Teaching Children to be Grateful
With Thanksgiving coming up in November, our thoughts turn to our lists of things we are grateful for. Many teachers in classrooms will ask students to make a list of things they are thankful for at Thanksgiving, and perhaps ask them to share some of it with class members. This is a worthy pursuit, but teaching kids gratefulness should be something parents and teachers incorporate year round as well.
The way you view Thanksgiving is totally up to you and the way you wish to teach your children. However, there is no doubt that Thanksgiving was set aside by our first ancestors to America for the sole purpose of offering thanks to God. Thanksgiving has never been just about the turkey. This is a fact and one that has been passed down for generations. Outside of this fact, however, there are a number of good reasons to teach kids gratitude which will prove helpful to them in the real world.
Why Teaching Gratitude is Important
Being grateful is an important trait in life which should be taught in the early grades. It is with gratefulness that we communicate appreciation for others, and improve our relationships with those who have helped us along the way. Being grateful means different things to different people, but here are some of the reasons we should teach the trait of being grateful to kids year round, not only at Thanksgiving:
1. Being appreciated and valued is one of the most meaningful parts of life. People want to know that you appreciate them, if they do something nice for you or help you. Showing gratitude to others is often rewarded in numerous ways by those that you’ve shown appreciation to. And, while this should not be the primary motivation, kids will see that people will respond to gratefulness in a positive way.

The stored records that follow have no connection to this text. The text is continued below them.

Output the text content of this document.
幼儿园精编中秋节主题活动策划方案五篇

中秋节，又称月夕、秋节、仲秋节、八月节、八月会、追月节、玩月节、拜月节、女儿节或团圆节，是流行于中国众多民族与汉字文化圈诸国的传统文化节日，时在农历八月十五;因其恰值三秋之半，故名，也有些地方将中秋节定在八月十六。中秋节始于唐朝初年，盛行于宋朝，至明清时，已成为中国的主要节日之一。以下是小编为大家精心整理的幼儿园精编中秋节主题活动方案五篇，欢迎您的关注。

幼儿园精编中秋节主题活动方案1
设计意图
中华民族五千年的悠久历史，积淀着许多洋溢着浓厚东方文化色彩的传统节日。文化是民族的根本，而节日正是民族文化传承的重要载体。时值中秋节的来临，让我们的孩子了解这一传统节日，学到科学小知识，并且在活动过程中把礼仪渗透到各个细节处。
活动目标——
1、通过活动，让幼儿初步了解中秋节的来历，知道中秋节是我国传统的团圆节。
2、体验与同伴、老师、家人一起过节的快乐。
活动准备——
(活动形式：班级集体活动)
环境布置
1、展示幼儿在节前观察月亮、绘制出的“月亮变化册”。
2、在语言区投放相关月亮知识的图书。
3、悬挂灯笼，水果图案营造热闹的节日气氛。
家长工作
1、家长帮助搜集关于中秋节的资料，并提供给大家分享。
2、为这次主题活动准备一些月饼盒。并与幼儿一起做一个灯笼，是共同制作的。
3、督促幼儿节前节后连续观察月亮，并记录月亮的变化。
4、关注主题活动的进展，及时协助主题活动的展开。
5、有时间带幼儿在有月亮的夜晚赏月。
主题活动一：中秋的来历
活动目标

2. Gratefulness is a positive human trait which is expected by most people. It is just common human courtesy to show gratitude to others and most people expect this behavior from people as a general rule, and tend to think they are rude if they do not show it.
3. It is an understood trait in the business world. People in the business world need others to help them do things to achieve tasks and objectives. Successful business people tend to be able to show gratitude easily and often when people do things for them. This also tends to have a “boomerang” effect and they get back positive results from this simple action of showing respect and gratitude from clients, co-workers, and employees.

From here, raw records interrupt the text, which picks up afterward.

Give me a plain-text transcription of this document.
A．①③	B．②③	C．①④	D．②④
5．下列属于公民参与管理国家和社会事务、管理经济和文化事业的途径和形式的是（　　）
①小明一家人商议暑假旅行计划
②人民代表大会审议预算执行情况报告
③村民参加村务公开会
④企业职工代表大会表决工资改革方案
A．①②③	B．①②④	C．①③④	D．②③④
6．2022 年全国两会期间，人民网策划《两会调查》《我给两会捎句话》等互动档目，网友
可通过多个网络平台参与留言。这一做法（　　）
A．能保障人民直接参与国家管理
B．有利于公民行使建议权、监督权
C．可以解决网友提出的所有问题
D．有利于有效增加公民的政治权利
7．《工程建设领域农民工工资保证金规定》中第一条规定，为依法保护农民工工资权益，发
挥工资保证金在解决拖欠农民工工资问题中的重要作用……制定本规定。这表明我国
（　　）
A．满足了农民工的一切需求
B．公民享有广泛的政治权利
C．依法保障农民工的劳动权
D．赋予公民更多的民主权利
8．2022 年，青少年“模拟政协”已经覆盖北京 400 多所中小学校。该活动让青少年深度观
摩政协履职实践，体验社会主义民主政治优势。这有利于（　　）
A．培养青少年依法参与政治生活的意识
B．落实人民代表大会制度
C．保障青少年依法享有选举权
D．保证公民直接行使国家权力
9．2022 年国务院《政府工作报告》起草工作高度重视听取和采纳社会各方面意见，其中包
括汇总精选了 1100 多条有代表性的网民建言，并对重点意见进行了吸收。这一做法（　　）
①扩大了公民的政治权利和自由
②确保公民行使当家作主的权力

4. Gratitude encourages social interaction. Thanking someone for a job well-done, patting them on the back for help in a project, or other objective goes a long way towards encouraging positive social exchanges between people.
5. Kids who show gratitude to teachers are generally more liked than those who do not. Teachers work hard to achieve goals for kids’ education and appreciate the child or parent who takes the time to let them know their efforts are appreciated.

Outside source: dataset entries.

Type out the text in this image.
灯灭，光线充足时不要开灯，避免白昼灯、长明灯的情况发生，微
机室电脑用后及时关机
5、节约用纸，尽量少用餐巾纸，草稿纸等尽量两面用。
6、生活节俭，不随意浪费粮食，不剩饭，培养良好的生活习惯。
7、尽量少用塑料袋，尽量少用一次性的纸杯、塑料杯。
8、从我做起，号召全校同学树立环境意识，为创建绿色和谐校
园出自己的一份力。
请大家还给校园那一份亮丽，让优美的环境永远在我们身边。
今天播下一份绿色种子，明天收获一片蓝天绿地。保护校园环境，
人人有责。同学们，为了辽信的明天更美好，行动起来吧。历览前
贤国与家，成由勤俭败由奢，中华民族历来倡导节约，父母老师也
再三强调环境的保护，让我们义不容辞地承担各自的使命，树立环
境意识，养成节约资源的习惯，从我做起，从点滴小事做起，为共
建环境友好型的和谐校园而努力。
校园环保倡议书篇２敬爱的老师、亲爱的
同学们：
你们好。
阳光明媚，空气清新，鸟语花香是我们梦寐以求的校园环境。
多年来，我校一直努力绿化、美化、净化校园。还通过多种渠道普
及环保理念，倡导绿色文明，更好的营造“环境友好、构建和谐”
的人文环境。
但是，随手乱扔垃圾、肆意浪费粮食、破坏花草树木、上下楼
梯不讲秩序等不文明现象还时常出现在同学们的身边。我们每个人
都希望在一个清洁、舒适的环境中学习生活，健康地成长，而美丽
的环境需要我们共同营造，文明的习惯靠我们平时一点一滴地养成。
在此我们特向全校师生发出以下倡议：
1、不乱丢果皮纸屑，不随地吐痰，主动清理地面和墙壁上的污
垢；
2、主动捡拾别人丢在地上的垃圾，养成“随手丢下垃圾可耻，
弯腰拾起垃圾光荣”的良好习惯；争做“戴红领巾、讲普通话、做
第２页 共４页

6. Expressing gratitude to others helps children realize the blessings of giving. Having positive role-models, such as their parents, generous teachers, and others helps them to understand the focus of giving and helping others, so that they incorporate this value into their lives. It helps them be less selfish and may also inspire them to work toward loftier causes such as ending world hunger and other philanthropist work later in life.
Research shows that children who are ungrateful can become very difficult to deal with, lack social skills, and are unable to cope with disappointment. Sometimes parents try to do too much and give too much to their children to the point where their gifts are taken for granted. Sometimes teaching gratitude also means holding back on certain favors until children show appreciation for what they have.
How to Teach Gratitude
To teach gratitude to children, remind them that we all need each other. The ancient pilgrims and first settlers to America were grateful to many people for their lives, property, and establishments, including God, whom they believed saw them through their journey safely to find the new land. Today, many shy away from this concept due to the changing culture in the country. However, the tradition of expressing thankfulness is relevant for all cultures and belief-systems and is still very relevant today.
Parents can encourage children to express thankfulness to relatives, friends, teachers and anyone else who they interact with in day-to-day life (a mail carrier, cashier, baby-sitter, etc.). Explain to them that complaining about a situation is a way that people express ungratitude and should be kept to a minimum.
Try writing thank-you notes with your children, or preparing small thank-you gifts for people who have had a big impact in your child's life. Go around the dinner table and have every family members list what they are most thankful for. Most importantly, be aware of how you are (or are not) expressing gratitude in your own life. Remember most children learn from example.